The TunnelVision technique exploits CVE-2024-3661, a DHCP design flaw, where messages using static route (option 121) are not authenticated and expose them to being changed or manipulated. This type of leakage has been demonstrated across various systems, highlighting a fundamental flaw in VPN security architecture that could lead to sensitive data exposure.

QUICK POINTS: 

• This vulnerability is not dependent on VPN provider or implementation and most VPN systems based on IP routing are affected. 
• All major operating systems seem to be impacted including Windows, macOS, Android, iOS, and Linux. 
• Threat actors can leverage an attack simply by being on the same network as the victim.  

WHAT THIS MEANS FOR YOU: 
With the how widespread and available this TunnelVision attack vector is, all organizations utilizing VPNs need to have security settings checked around these connections.  
 

IMMEDIATE ACTION: 

1. Review and audit your VPN settings and configurations to ensure robust leak protection measures are in place. Confirm that all VPN software is up to date and patched.
2. Consider VPN solutions that offer advanced leak prevention, particularly for IPv6 and WebRTC.   
3. Keep your network management teams informed and updated on best practices for VPN security. 

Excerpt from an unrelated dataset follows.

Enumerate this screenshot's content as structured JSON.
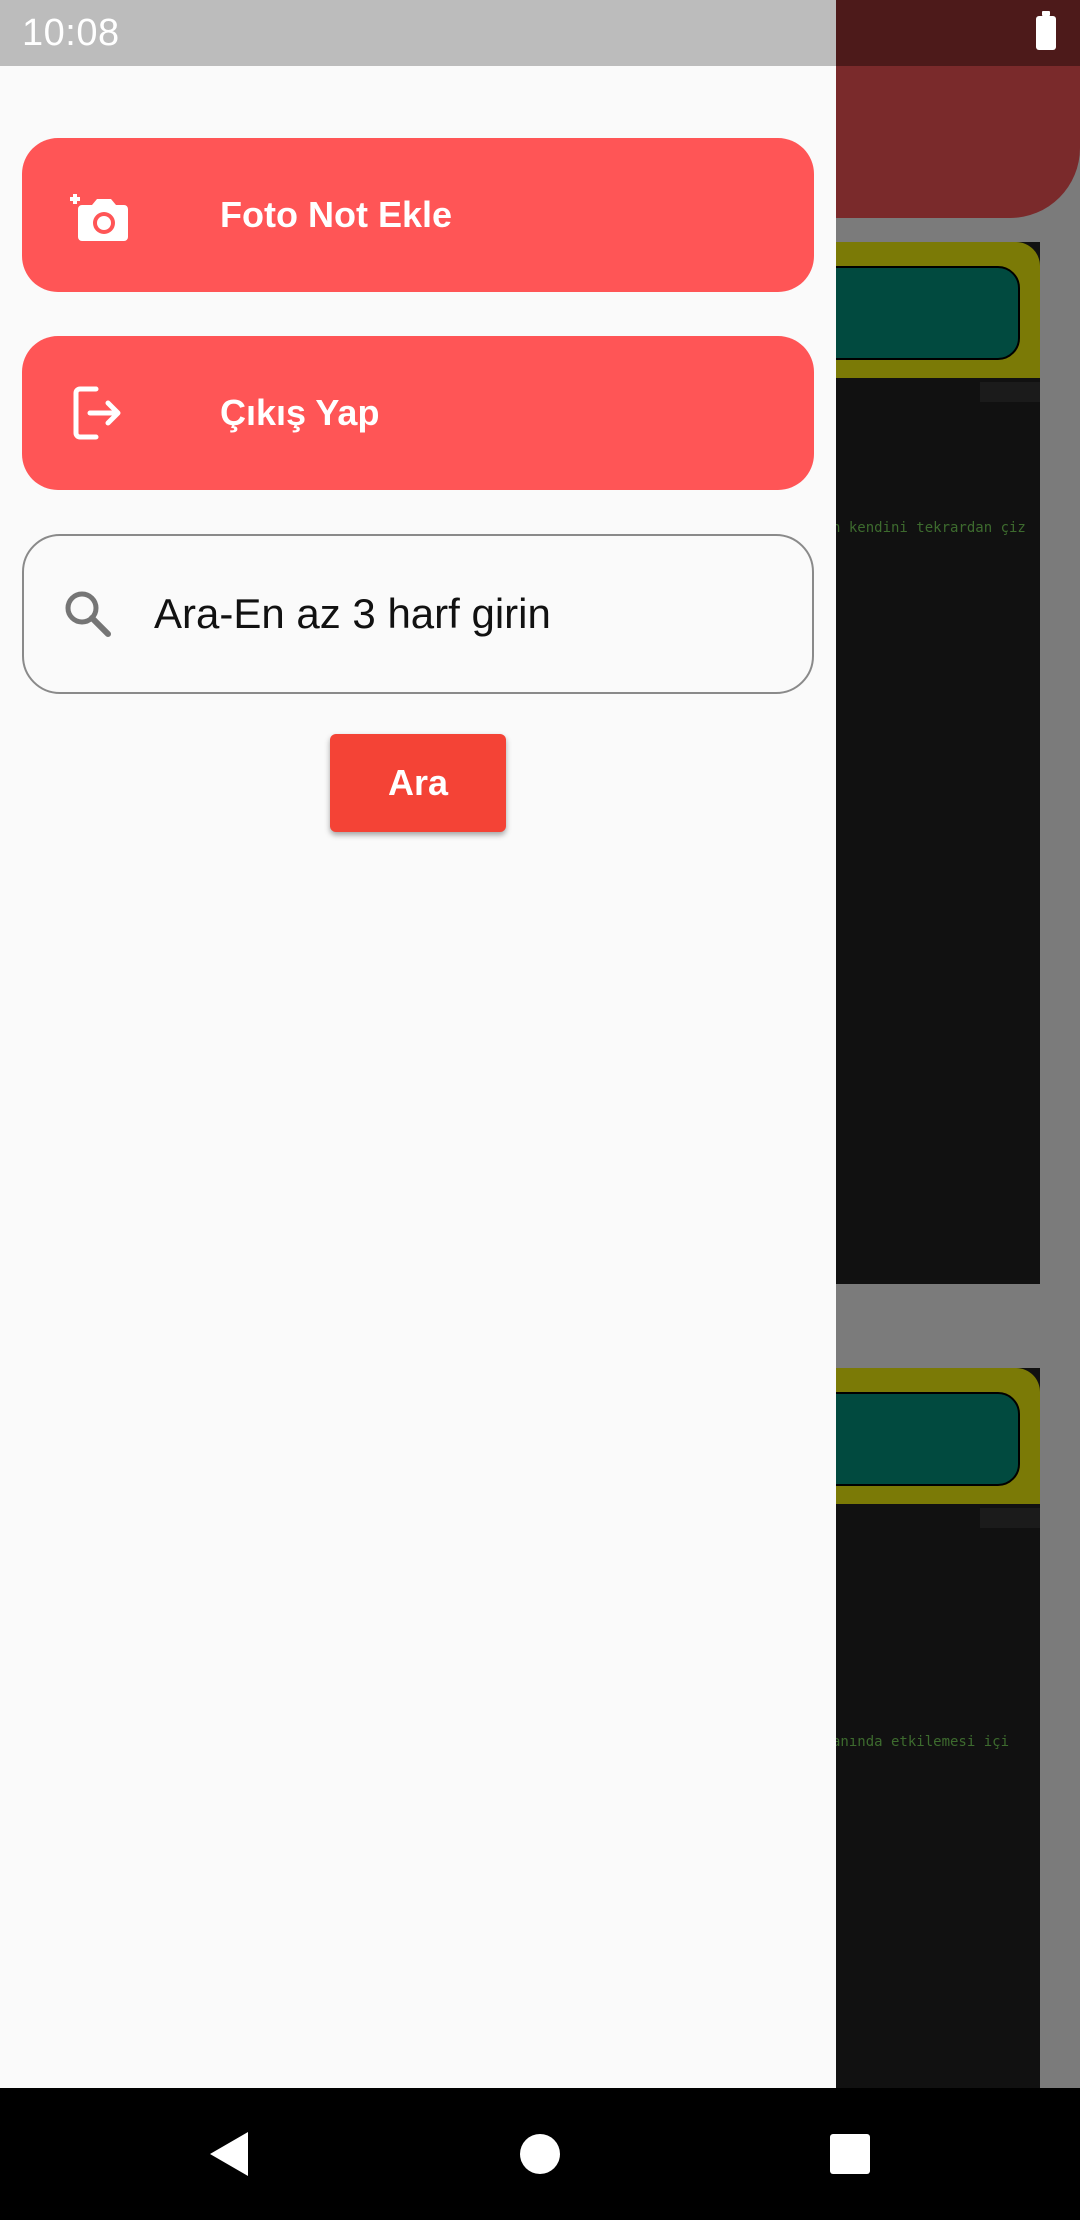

There exists a significant security flaw with Microsoft Defender SmartScreen. If you or your clients are using SmartScreen, you could be subject to this attack. The vulnerability, tracked as CVE-2024-21412 with a patch available since February of 2024, is now being actively exploited in an info-stealing campaign. 

Here is how it works:  

1. The process begins by deploying a phishing email containing a malicious link. (Sound familiar?)
2. Clicking the link allows a file that utilizes PowerShell commands to download a script disguised as an overlay icon. 
3. Once the script is executed, it will run silently and download a decoy PDF that will be used to legitimize the process that installs information stealing malware.  

QUICK POINTS  

• Microsoft Defender SmartScreen Vulnerability is HIGH (8.1)
• Windows 10,11 and Server 2019, 2022 versions are at risk 
• Web browsers, cryptocurrency wallets, messaging apps, email clients, VPN services, password managers and more are the target 
• Successful exploitation by an attacker could lead the execution of malware without user intervention  

IMMEDIATE ACTION  

To safeguard your infrastructure as well as your clients, please take the action steps outlined below:  

• Educate users about the dangers of downloading and running files from unverified sources. 
• Ensure all systems are up to date with the latest Windows security patches.
• Utilize advanced endpoint protection solutions to detect and block malicious activities, pay special attention to PowerShell commands. 
• Implement network monitoring to detect unusual activities.